A non-local gradient based approach of infinity Laplacian with $\Gamma$-convergence

TL;DR

This paper introduces a non-local gradient-based infinity Laplacian method for interpolation on unstructured point clouds, ensuring smooth, reliable results with proven convergence guarantees.

Contribution

It presents a novel non-local gradient approach combined with $\Gamma$-convergence analysis, providing a convex, efficient solution with theoretical convergence guarantees.

Findings

Provides consistent interpolation results even at low sampling rates.

The discrete minimizer converges to the continuous solution, ensuring reliability.

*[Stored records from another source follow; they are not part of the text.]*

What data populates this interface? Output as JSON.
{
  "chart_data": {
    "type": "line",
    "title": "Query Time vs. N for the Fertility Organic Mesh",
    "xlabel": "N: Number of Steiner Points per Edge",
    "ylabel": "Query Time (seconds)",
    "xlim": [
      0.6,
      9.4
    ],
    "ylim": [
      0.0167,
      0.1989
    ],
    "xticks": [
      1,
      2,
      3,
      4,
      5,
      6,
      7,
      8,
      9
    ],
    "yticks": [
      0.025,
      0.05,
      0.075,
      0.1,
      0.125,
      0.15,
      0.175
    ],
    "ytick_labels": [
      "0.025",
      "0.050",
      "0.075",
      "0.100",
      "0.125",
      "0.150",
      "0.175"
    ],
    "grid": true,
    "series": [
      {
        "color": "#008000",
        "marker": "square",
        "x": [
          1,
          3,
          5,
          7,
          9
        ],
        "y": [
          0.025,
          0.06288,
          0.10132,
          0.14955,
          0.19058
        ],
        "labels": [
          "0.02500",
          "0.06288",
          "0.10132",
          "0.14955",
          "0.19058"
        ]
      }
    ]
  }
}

The method is computationally efficient due to convexity and split Bregman optimization.

Abstract

We propose an infinity Laplacian method to address the problem of interpolation on an unstructured point cloud. In doing so, we find the labeling function with the smallest infinity norm of its gradient. By introducing the non-local gradient, the continuous functional is approximated with a discrete form. The discrete problem is convex and can be solved efficiently with the split Bregman method. Experimental results indicate that our approach provides consistent interpolations and the labeling functions obtained are globally smooth, even in the case of extreme low sampling rate. More importantly, convergence of the discrete minimizer to the optimal continuous labeling function is proved using $\Gamma$-convergence and compactness, which guarantees the reliability of the infinity Laplacian method in various potential applications.